Cumhurbaşkanı Erdoğan’ın bizzat en güvendiği isimler, Efkan Ala, Mahir Ünal, Yalçın Akdoğan’ın yer aldığı 28 Şubat 2015 tarihli Dolmabahçe zirvesinden, 10 maddelik “mutabakat” metni çerçevesinde, Abdullah Öcalan’ın PKK’ye kongresini toplayıp, “silah bırakma” çağrısını içeren bir “müzakere süreci” karara bağlandı.
Ancak Erdoğan kısa süre sonra, hem Dolmabahçe’de verilen görüntüyü, hem de o toplantıda karara bağlanan 10 maddelik mutabakat metnini “Başbakan Yardımcısı ile şu an parlamento içinde olan bir grubun yan yana o resmi vermesini doğru bulmuyorum. Açıklanan 10 maddelik metne gelince, o metinde bir demokrasi çağrısı yok” diye eleştirdi.

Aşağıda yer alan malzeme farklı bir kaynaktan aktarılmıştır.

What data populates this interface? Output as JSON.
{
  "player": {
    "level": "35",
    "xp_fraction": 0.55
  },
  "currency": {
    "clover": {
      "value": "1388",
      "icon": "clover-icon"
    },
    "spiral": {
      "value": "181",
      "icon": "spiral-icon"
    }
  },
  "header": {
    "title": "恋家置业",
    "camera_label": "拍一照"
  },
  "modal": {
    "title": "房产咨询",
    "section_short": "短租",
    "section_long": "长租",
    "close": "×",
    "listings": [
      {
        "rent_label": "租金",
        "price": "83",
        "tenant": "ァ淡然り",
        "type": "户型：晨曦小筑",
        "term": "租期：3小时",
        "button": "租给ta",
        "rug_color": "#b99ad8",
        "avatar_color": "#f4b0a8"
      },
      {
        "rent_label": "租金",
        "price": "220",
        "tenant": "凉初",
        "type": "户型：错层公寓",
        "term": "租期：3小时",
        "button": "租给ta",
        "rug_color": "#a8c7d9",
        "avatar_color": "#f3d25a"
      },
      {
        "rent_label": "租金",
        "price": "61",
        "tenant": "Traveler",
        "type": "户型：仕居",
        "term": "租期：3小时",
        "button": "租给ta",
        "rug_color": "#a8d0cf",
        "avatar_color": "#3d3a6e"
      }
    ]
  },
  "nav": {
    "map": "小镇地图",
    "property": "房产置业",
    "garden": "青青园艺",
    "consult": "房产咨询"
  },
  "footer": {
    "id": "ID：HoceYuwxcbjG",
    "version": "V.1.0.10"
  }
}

Erdoğan, sonraki açıklamalarında da zirveyi “ısrarla” reddetti ve “varılan uzlaşmadan haberdar olmadığını” ifade etti.
HDP’li üst düzey bir yetkili ise Erdoğan’ın, “çözüm sürecini bitirme” pahasına, Dolmabahçe’yi “yok sayması”nın en önemli nedenlerinden birinin Dolmabahçe’deki görüşmelerin “müzakere” ayağının Erdoğan’a yanlış ya da eksik anlatılması olduğunu bildirdi.

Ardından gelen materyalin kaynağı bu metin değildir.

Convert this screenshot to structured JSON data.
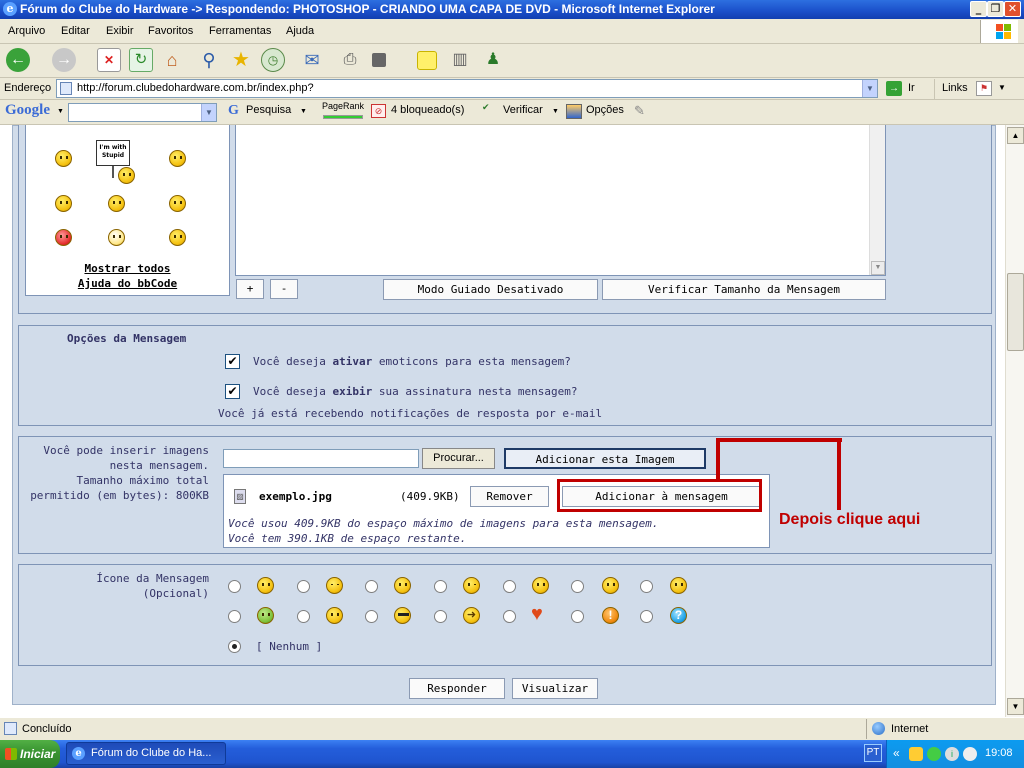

Kaynağın Dolmabahçe mutabakatına ilişkin dile getirdiği iddialar şöyle:
“Zirvede, 10 maddelik Dolmabahçe mutabakatı çerçevesinde, PKK’nin silah bırakmasına dönük bir müzakere takvimi öngörüldü. Bu yaklaşık 10 günlük bir süreçti. Zirveden yaklaşık 1 hafta sonra İzleme Kurulu ile birlikte ve hatta gazetecilerin de katılımıyla Öcalan, PKK’ye, silahları bırakması için ‘kongreyi topla’ çağrısı yapacaktı. Ve bir kaç gün içinde PKK kongreyi toplayacaktı. Varılan anlaşma bu yöndeydi. Ancak, bana göre Erdoğan’a bu müzakere süreciyle ilgili yakın çevresi tarafından eksik bilgi aktarıldı. Çünkü Erdoğan, Dolmabahçe’den PKK’ye yönelik net bir ‘silah bırak’ çağrısı bekliyordu. Çünkü 7 Haziran seçimlerine dönük ‘başkanlık’ hayalini gerçekleştirmesi için bu yeterliydi. Erdoğan o zaman 7 Haziran seçimlerine PKK’ye silah bıraktırmış olarak gidecek olan AKP’nin, kendisine başkanlık yolunu açacak sandalye sayısını çıkaracağı hesabını yapıyordu.”
HDP ‘3. göz’ arıyor
HDP yönetimi “çözüm süreci” şu anda “buzdolabına kaldırılmış” olsa da tamamen umutsuz değil. Hükümetle şu anda “sıfır ilişki” olmasına karşın, özellikle Avrupa’dan gelen “çözüm masası”na yeniden dönülmesi konusunda yoğun telkinler nedeniyle, seçim sonrasını bekliyor...
HDP Eşbaşkanı Selahattin Demirtaş’a Avrupa’daki temasları sırasında en çok iletilen talep ise çözüm sürecini bir anlamda “kurumsallaştıracak” ve “hakem” rolü üstlenecek olan tarafsız bir “üçüncü göz”ün devreye sokulması.
İşte bunun için HDP’de bir süredir “üçüncü göz” olacak isimler konusunda kafa yoruluyor. Bu konuda özellikle seslendirilen ilk isim Avrupa’da benzer süreçlerde “arabuluculuk” yapan ve bu nedenle Nobel Barış Ödülü kazanan eski Finlandiya Başbakanı Matti Ahtisaari. Türkiye’den ise CHP Milletvekili Rıza Türmen var.